Compliance & Internal Investigations19.03.2024 Newsletter
Update CSDDD: Weg frei für ein Level-Playing-Field der Lieferkettencompliance
Der europäische Rechtsrahmen für Sorgfaltspflichten in Lieferketten wird nun aller Voraussicht nach in einer abgeschwächten Fassung kommen. Im Rat der Europäischen Union hat sich die Mehrheit der EU-Mitgliedsstaaten auf eine Richtlinie zur Lieferkettencompliance (Corporate Sustainability Due Dilligence Directive/ kurz CSDDD oder CS3D) geeinigt, nachdem zunächst keine Einigung auf europäischer Ebene zustande gekommen war.

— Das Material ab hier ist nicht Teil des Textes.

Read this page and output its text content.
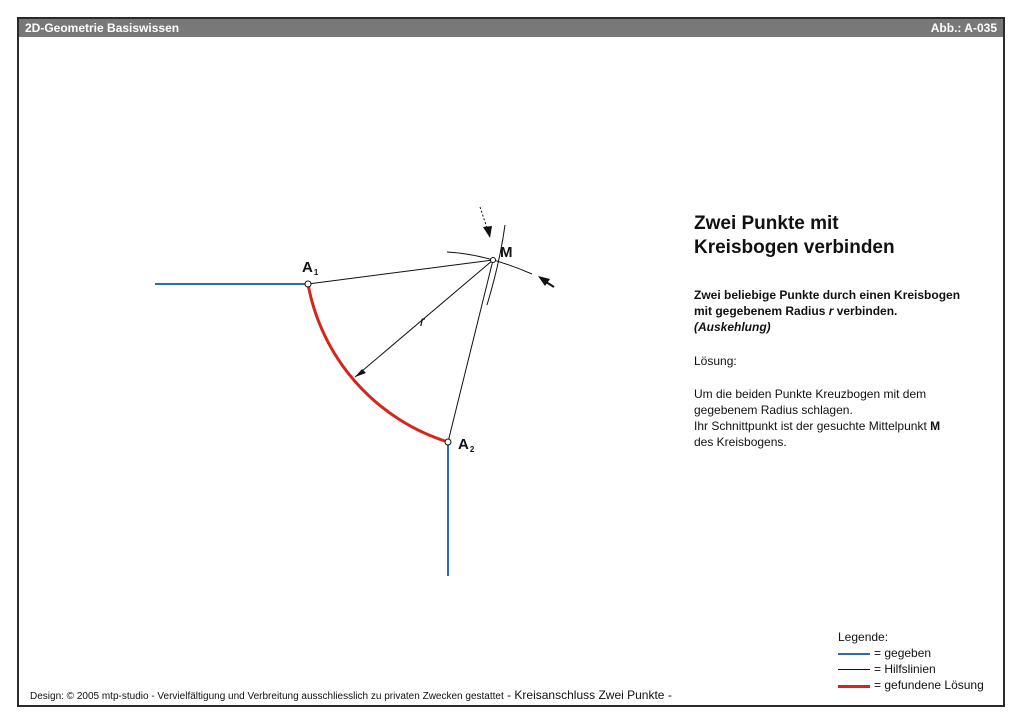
2D-Geometrie Basiswissen	Abb.: A-035
$A_1$
$A_2$
M
r
Zwei Punkte mit
Kreisbogen verbinden
Zwei beliebige Punkte durch einen Kreisbogen
mit gegebenem Radius r verbinden.
(Auskehlung)
Lösung:
Um die beiden Punkte Kreuzbogen mit dem
gegebenem Radius schlagen.
Ihr Schnittpunkt ist der gesuchte Mittelpunkt M
des Kreisbogens.
Legende:
= gegeben
= Hilfslinien
= gefundene Lösung
Design: © 2005 mtp-studio - Vervielfältigung und Verbreitung ausschliesslich zu privaten Zwecken gestattet - Kreisanschluss Zwei Punkte -
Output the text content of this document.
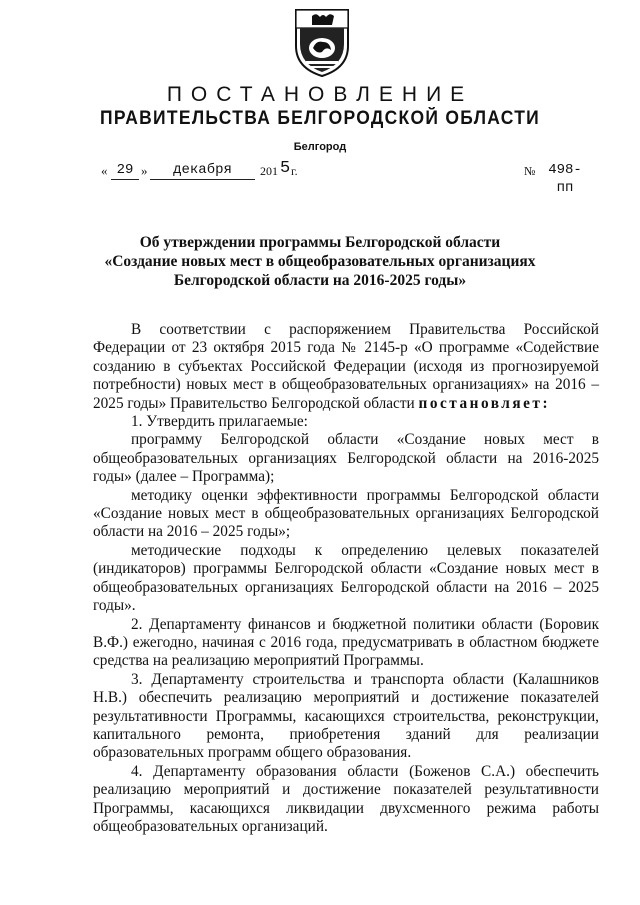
ПОСТАНОВЛЕНИЕ
ПРАВИТЕЛЬСТВА БЕЛГОРОДСКОЙ ОБЛАСТИ
Белгород
« 29 »	декабря	201 5 г.	№ 498-пп
Об утверждении программы Белгородской области
«Создание новых мест в общеобразовательных организациях
Белгородской области на 2016-2025 годы»

В соответствии с распоряжением Правительства Российской Федерации от 23 октября 2015 года № 2145-р «О программе «Содействие созданию в субъектах Российской Федерации (исходя из прогнозируемой потребности) новых мест в общеобразовательных организациях» на 2016 – 2025 годы» Правительство Белгородской области постановляет:

1. Утвердить прилагаемые:

программу Белгородской области «Создание новых мест в общеобразовательных организациях Белгородской области на 2016-2025 годы» (далее – Программа);

методику оценки эффективности программы Белгородской области «Создание новых мест в общеобразовательных организациях Белгородской области на 2016 – 2025 годы»;

методические подходы к определению целевых показателей (индикаторов) программы Белгородской области «Создание новых мест в общеобразовательных организациях Белгородской области на 2016 – 2025 годы».

2. Департаменту финансов и бюджетной политики области (Боровик В.Ф.) ежегодно, начиная с 2016 года, предусматривать в областном бюджете средства на реализацию мероприятий Программы.

3. Департаменту строительства и транспорта области (Калашников Н.В.) обеспечить реализацию мероприятий и достижение показателей результативности Программы, касающихся строительства, реконструкции, капитального ремонта, приобретения зданий для реализации образовательных программ общего образования.

4. Департаменту образования области (Боженов С.А.) обеспечить реализацию мероприятий и достижение показателей результативности Программы, касающихся ликвидации двухсменного режима работы общеобразовательных организаций.
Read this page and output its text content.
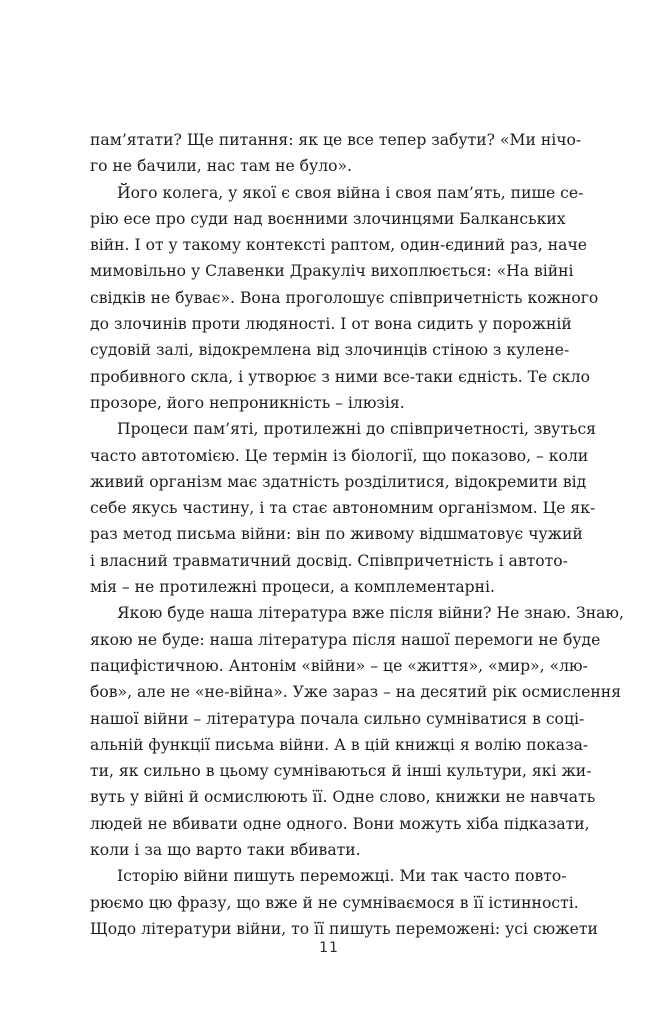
пам’ятати? Ще питання: як це все тепер забути? «Ми нічо-
го не бачили, нас там не було».
Його колега, у якої є своя війна і своя пам’ять, пише се-
рію есе про суди над воєнними злочинцями Балканських
війн. І от у такому контексті раптом, один-єдиний раз, наче
мимовільно у Славенки Дракуліч вихоплюється: «На війні
свідків не буває». Вона проголошує співпричетність кожного
до злочинів проти людяності. І от вона сидить у порожній
судовій залі, відокремлена від злочинців стіною з кулене-
пробивного скла, і утворює з ними все-таки єдність. Те скло
прозоре, його непроникність – ілюзія.
Процеси пам’яті, протилежні до співпричетності, звуться
часто автотомією. Це термін із біології, що показово, – коли
живий організм має здатність розділитися, відокремити від
себе якусь частину, і та стає автономним організмом. Це як-
раз метод письма війни: він по живому відшматовує чужий
і власний травматичний досвід. Співпричетність і автото-
мія – не протилежні процеси, а комплементарні.
Якою буде наша література вже після війни? Не знаю. Знаю,
якою не буде: наша література після нашої перемоги не буде
пацифістичною. Антонім «війни» – це «життя», «мир», «лю-
бов», але не «не-війна». Уже зараз – на десятий рік осмислення
нашої війни – література почала сильно сумніватися в соці-
альній функції письма війни. А в цій книжці я волію показа-
ти, як сильно в цьому сумніваються й інші культури, які жи-
вуть у війні й осмислюють її. Одне слово, книжки не навчать
людей не вбивати одне одного. Вони можуть хіба підказати,
коли і за що варто таки вбивати.
Історію війни пишуть переможці. Ми так часто повто-
рюємо цю фразу, що вже й не сумніваємося в її істинності.
Щодо літератури війни, то її пишуть переможені: усі сюжети
11
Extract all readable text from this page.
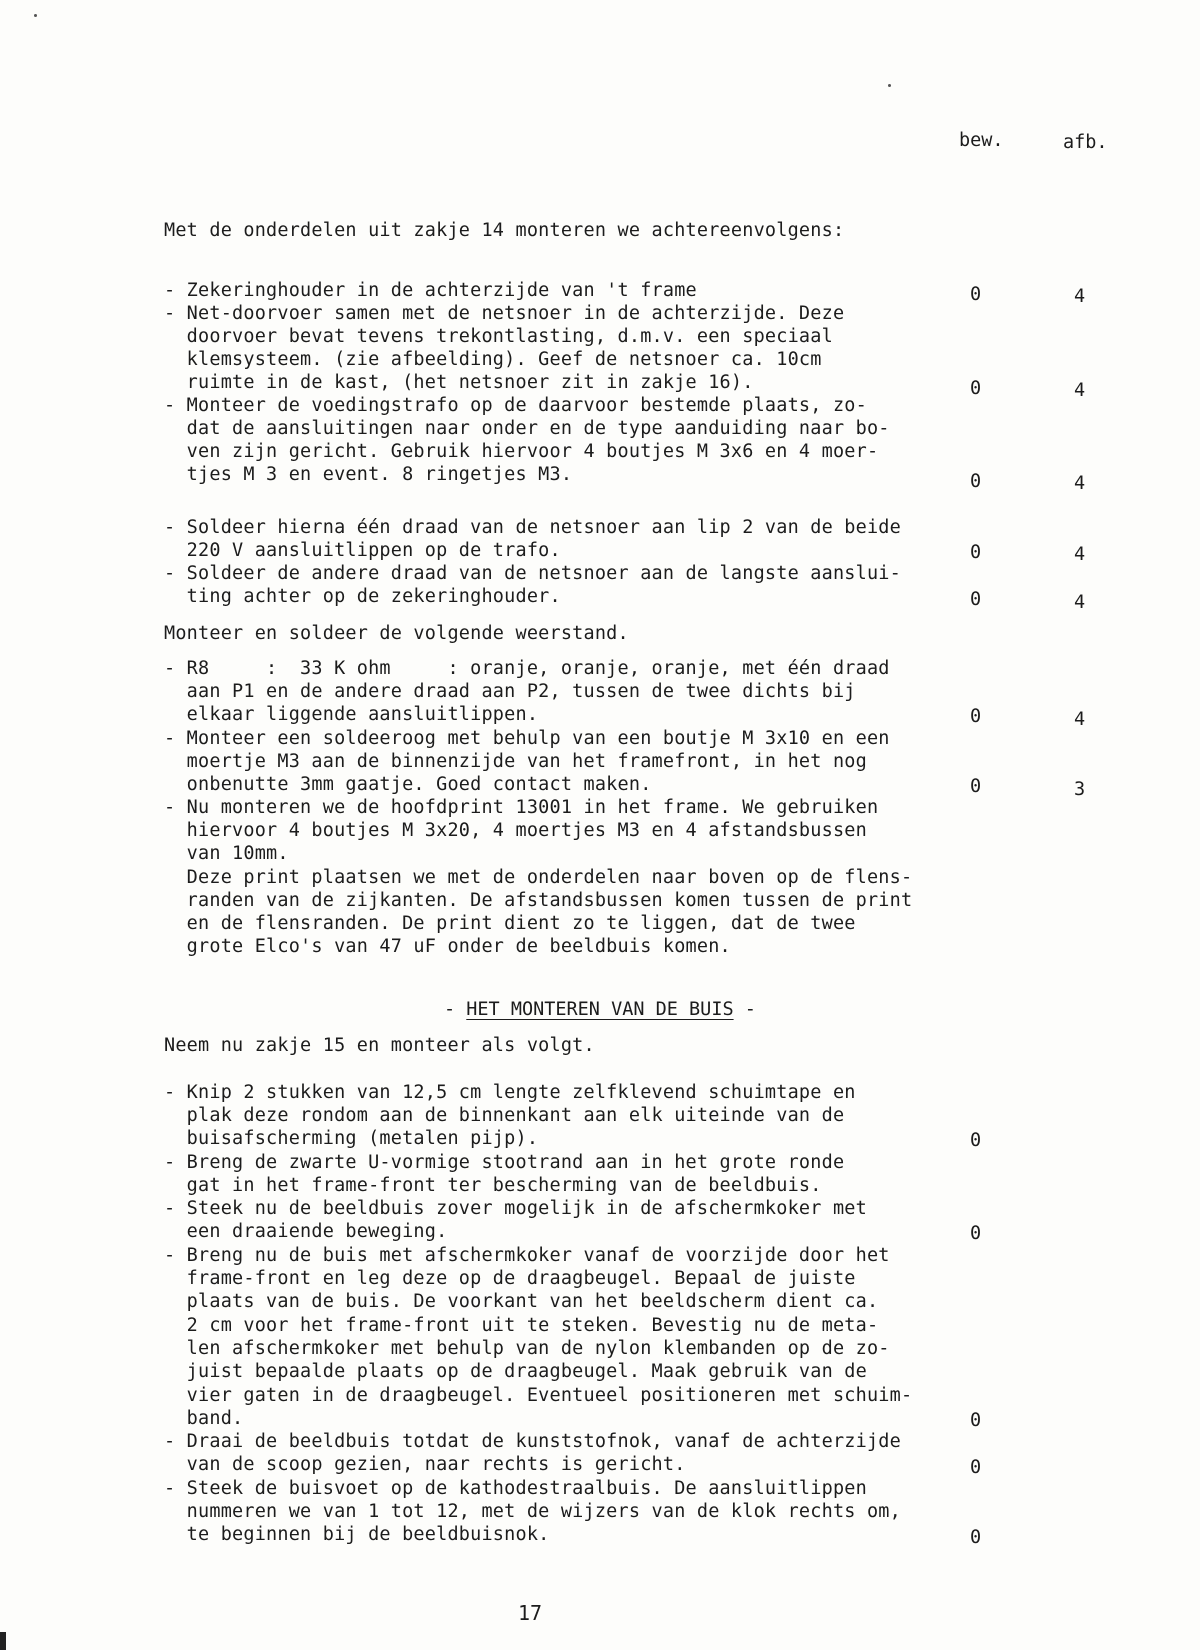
bew.	afb.
Met de onderdelen uit zakje 14 monteren we achtereenvolgens:
- Zekeringhouder in de achterzijde van 't frame
- Net-doorvoer samen met de netsnoer in de achterzijde. Deze
doorvoer bevat tevens trekontlasting, d.m.v. een speciaal
klemsysteem. (zie afbeelding). Geef de netsnoer ca. 10cm
ruimte in de kast, (het netsnoer zit in zakje 16).
- Monteer de voedingstrafo op de daarvoor bestemde plaats, zo-
dat de aansluitingen naar onder en de type aanduiding naar bo-
ven zijn gericht. Gebruik hiervoor 4 boutjes M 3x6 en 4 moer-
tjes M 3 en event. 8 ringetjes M3.
- Soldeer hierna één draad van de netsnoer aan lip 2 van de beide
220 V aansluitlippen op de trafo.
- Soldeer de andere draad van de netsnoer aan de langste aanslui-
ting achter op de zekeringhouder.
Monteer en soldeer de volgende weerstand.
- R8     :  33 K ohm     : oranje, oranje, oranje, met één draad
aan P1 en de andere draad aan P2, tussen de twee dichts bij
elkaar liggende aansluitlippen.
- Monteer een soldeeroog met behulp van een boutje M 3x10 en een
moertje M3 aan de binnenzijde van het framefront, in het nog
onbenutte 3mm gaatje. Goed contact maken.
- Nu monteren we de hoofdprint 13001 in het frame. We gebruiken
hiervoor 4 boutjes M 3x20, 4 moertjes M3 en 4 afstandsbussen
van 10mm.
Deze print plaatsen we met de onderdelen naar boven op de flens-
randen van de zijkanten. De afstandsbussen komen tussen de print
en de flensranden. De print dient zo te liggen, dat de twee
grote Elco's van 47 uF onder de beeldbuis komen.
- HET MONTEREN VAN DE BUIS -
Neem nu zakje 15 en monteer als volgt.
- Knip 2 stukken van 12,5 cm lengte zelfklevend schuimtape en
plak deze rondom aan de binnenkant aan elk uiteinde van de
buisafscherming (metalen pijp).
- Breng de zwarte U-vormige stootrand aan in het grote ronde
gat in het frame-front ter bescherming van de beeldbuis.
- Steek nu de beeldbuis zover mogelijk in de afschermkoker met
een draaiende beweging.
- Breng nu de buis met afschermkoker vanaf de voorzijde door het
frame-front en leg deze op de draagbeugel. Bepaal de juiste
plaats van de buis. De voorkant van het beeldscherm dient ca.
2 cm voor het frame-front uit te steken. Bevestig nu de meta-
len afschermkoker met behulp van de nylon klembanden op de zo-
juist bepaalde plaats op de draagbeugel. Maak gebruik van de
vier gaten in de draagbeugel. Eventueel positioneren met schuim-
band.
- Draai de beeldbuis totdat de kunststofnok, vanaf de achterzijde
van de scoop gezien, naar rechts is gericht.
- Steek de buisvoet op de kathodestraalbuis. De aansluitlippen
nummeren we van 1 tot 12, met de wijzers van de klok rechts om,
te beginnen bij de beeldbuisnok.
0	4
0	4
0	4
0	4
0	4
0	4
0	3
0
0
0
0
0
17
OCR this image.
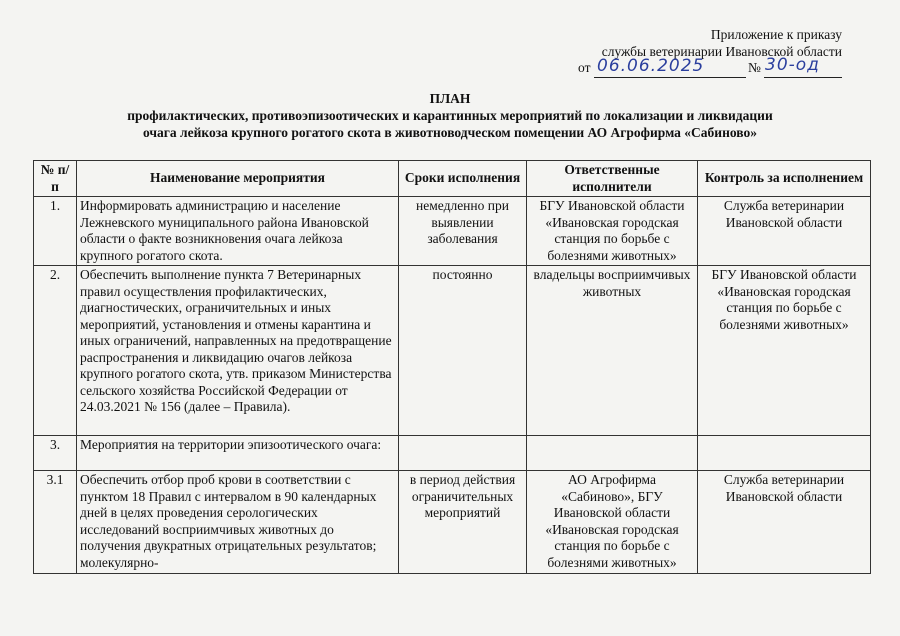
Приложение к приказу
службы ветеринарии Ивановской области
от	№
06.06.2025	30-од
ПЛАН
профилактических, противоэпизоотических и карантинных мероприятий по локализации и ликвидации
очага лейкоза крупного рогатого скота в животноводческом помещении АО Агрофирма «Сабиново»
№ п/п	Наименование мероприятия	Сроки исполнения	Ответственные исполнители	Контроль за исполнением
1.	Информировать администрацию и население Лежневского муниципального района Ивановской области о факте возникновения очага лейкоза крупного рогатого скота.	немедленно при выявлении заболевания	БГУ Ивановской области «Ивановская городская станция по борьбе с болезнями животных»	Служба ветеринарии Ивановской области
2.	Обеспечить выполнение пункта 7 Ветеринарных правил осуществления профилактических, диагностических, ограничительных и иных мероприятий, установления и отмены карантина и иных ограничений, направленных на предотвращение распространения и ликвидацию очагов лейкоза крупного рогатого скота, утв. приказом Министерства сельского хозяйства Российской Федерации от 24.03.2021 № 156 (далее – Правила).	постоянно	владельцы восприимчивых животных	БГУ Ивановской области «Ивановская городская станция по борьбе с болезнями животных»
3.	Мероприятия на территории эпизоотического очага:			
3.1	Обеспечить отбор проб крови в соответствии с пунктом 18 Правил с интервалом в 90 календарных дней в целях проведения серологических исследований восприимчивых животных до получения двукратных отрицательных результатов; молекулярно-	в период действия ограничительных мероприятий	АО Агрофирма «Сабиново», БГУ Ивановской области «Ивановская городская станция по борьбе с болезнями животных»	Служба ветеринарии Ивановской области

Wie wir bereits [Strenger Rahmen für die Lieferkettencompliance in Europa – das „EU-Lieferkettengesetz“ kommt!] berichtet haben, sieht die Richtlinie umfassende Sorgfaltspflichten und einen künftig erheblich größeren Beitrag zur Nachhaltigkeit als unter dem Lieferkettensorgfaltspflichtengesetz (LkSG) vor. Die Eckpunkte der CSDDD bleiben in ihren Grundzügen erhalten, wobei es auf der „Zielgeraden“ insbesondere zu folgenden Anpassungen gekommen ist:
1. Deutlich Abschwächung beim Anwendungsbereich
Der nunmehr gefundene Kompromiss sieht vor, dass die Richtlinie ausschließlich für größere Unternehmen gilt, die folgende Voraussetzungen in zwei aufeinanderfolgenden Jahren erfüllen und damit in aller Regel bereits in den Anwendungsbereich des LkSG fallen:
EU-Unternehmen | Nicht-EU-Unternehmen |
Allgemeine Schwellenwerte | |
3 Jahre nach in Krafttreten | |
> 1,5 Mrd. EUR Umsatz weltweit; und | > 1,5 Mrd. EUR Umsatz in der EU |
> 5000 Mitarbeiter | |
4 Jahre nach in Krafttreten | |
> 900 Mio. EUR Umsatz weltweit; und | > 900 Mio. EUR Umsatz in der EU |
> 3000 Mitarbeiter | |
5 Jahre nach in Krafttreten | |
> 450 Mio. EUR Umsatz weltweit; und | > 450 Mio. EUR Umsatz in der EU |
> 1000 Mitarbeiter | |
Franchise- und Lizenzvertragsparteien | |
5 Jahre nach in Krafttreten | |
> 22,5 Mio. EUR Vertragsgebühren weltweit | > 22,5 Mio. EUR Vertragsgebühren in der EU |
> 80 Mio. EUR Umsatz weltweit | > 80 Mio. EUR Umsatz in der EU |
Nicht-EU-Unternehmen fallen in den Anwendungsbereich, wenn sie über signifikante Aktivitäten in der EU verfügen. Die EU-Kommission wird dann eine Liste mit Nicht-EU-Unternehmen veröffentlichen, die in den Anwendungsbereich fallen.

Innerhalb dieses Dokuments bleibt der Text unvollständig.